Ich würde nicht im Traum daran denken, sie auszufragen. Ich finde, man sollte die Privatsphäre der Dienerschaft respektieren.« Direkter konnte Catherine ihm nicht sagen, wie sehr sie es missbilligte, dass er seinen Stallknecht als Späher missbraucht hatte. »Aber Sie selbst haben doch in Indien gelebt?« Das war eine Feststellung. »Wieso fragen Sie?«
»Viele Ihrer exotischen Accessoires, für die Sie mittlerweile berühmt sind, stammen aus Indien.
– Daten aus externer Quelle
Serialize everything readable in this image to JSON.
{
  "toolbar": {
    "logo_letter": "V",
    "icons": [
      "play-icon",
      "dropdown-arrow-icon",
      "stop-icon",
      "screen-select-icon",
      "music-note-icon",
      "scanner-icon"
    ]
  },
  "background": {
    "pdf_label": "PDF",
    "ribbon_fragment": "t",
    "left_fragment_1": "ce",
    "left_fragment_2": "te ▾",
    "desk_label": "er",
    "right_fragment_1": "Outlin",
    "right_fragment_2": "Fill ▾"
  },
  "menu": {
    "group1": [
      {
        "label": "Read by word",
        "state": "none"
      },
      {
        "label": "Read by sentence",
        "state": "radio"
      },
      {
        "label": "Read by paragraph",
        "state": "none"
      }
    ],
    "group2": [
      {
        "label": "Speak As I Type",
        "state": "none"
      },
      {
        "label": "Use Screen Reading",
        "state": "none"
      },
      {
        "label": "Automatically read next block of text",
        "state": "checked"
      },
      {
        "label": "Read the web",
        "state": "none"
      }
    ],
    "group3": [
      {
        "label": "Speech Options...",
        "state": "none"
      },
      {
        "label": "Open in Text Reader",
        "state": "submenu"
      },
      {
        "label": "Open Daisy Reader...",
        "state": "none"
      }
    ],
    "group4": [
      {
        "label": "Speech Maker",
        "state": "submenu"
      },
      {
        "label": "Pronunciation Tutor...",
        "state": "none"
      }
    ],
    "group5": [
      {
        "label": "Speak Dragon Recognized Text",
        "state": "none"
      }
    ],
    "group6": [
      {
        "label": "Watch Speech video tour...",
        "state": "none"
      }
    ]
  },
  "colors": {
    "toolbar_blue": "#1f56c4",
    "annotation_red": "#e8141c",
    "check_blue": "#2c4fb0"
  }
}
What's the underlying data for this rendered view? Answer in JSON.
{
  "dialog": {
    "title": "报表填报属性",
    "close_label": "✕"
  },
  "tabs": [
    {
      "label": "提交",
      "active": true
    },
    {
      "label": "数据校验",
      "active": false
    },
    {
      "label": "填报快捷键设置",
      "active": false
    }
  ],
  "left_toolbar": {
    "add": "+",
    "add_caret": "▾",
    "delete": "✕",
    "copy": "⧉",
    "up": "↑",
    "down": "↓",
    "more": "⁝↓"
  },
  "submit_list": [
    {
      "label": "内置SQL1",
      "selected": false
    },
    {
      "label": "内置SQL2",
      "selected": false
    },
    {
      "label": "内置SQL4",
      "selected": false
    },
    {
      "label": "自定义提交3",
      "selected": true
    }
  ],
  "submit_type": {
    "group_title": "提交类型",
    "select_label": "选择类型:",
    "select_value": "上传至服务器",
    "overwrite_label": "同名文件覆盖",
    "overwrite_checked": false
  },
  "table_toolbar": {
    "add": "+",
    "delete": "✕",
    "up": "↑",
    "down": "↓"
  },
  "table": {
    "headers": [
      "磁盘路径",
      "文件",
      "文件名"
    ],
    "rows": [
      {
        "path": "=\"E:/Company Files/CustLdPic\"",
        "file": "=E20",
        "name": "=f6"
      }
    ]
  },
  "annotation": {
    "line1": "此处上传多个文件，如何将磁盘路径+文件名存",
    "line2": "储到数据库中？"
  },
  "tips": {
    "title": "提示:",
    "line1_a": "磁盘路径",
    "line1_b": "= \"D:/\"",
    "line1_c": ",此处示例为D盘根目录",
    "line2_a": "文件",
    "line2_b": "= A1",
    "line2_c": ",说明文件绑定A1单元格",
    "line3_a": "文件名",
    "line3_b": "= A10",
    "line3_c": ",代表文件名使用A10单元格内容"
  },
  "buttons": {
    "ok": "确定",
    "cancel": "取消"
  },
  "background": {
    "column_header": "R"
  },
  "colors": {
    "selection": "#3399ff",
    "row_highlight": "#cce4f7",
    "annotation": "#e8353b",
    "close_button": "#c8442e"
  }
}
Es dürfte schwer sein, sie hier in London aufzutreiben.« Catherine zuckte mit den Schultern. »Ich weiß nicht, was man hier in London kaufen kann. In Paris kenne ich mich besser aus.«
»Das erklärt natürlich die Eleganz Ihrer Kleider«, erwiderte er prompt. »Und ihren modischen Schick.«
»Merci du compliment, monsieur«, gab Catherine zurück und biss sich auf die Lippen. Sie hätte Paris nicht erwähnen dürfen. Er sollte nichts, aber auch gar nichts über ihren Hintergrund erfahren. Warum versuchte er eigentlich immer noch, etwas über sie in Erfahrung zu bringen? Sie hatte Lord Norwood den Laufpass gegeben. Warum also stellte er ihr immer noch Fragen? Warum lud er sie zur Ausfahrt ein? Hatte er vielleicht noch gar nicht mit seinem Neffen gesprochen? »Wie war die Überfahrt über den Kanal? Die See ist ja manchmal sehr rau.«
»Ach, schlechtes Wetter macht mir nichts aus«, antwortete sie ausweichend. »Zum Glück werde ich nie seekrank. Die arme Maggie dagegen verträgt die See ganz und gar nicht. Wie geht es eigentlich Ihrem Neffen, Lord Norwood? Ich habe ihn schon lang nicht mehr gesehen.«
»Es geht ihm gut.« Wortreich fuhr Catherine fort: »Ja, ja, ich habe ihn wirklich schon eine ganze Ewigkeit nicht mehr gesehen. Ich hatte so furchtbar viele andere Dinge um die Ohren, müssen Sie wissen. Er ist natürlich ein sehr netter junger Mann, aber man kann schließlich nicht mit jedem flüchtigen Bekannten in gleich gutem Kontakt stehen.« Na also, dachte sie, jetzt weißt du, welchen Stellenwert dein Neffe für mich hat – lediglich den eines flüchtigen Bekannten. Eine Weile fuhren sie schweigend weiter, dann hob er die Hand und tastete seinen Hinterkopf ab. »Tut Ihnen der Kopf sehr weh?« erkundigte sich Catherine mit schuldbewusster Miene. »Mein Kopf?« Er fixierte sie mit bohrendem Blick.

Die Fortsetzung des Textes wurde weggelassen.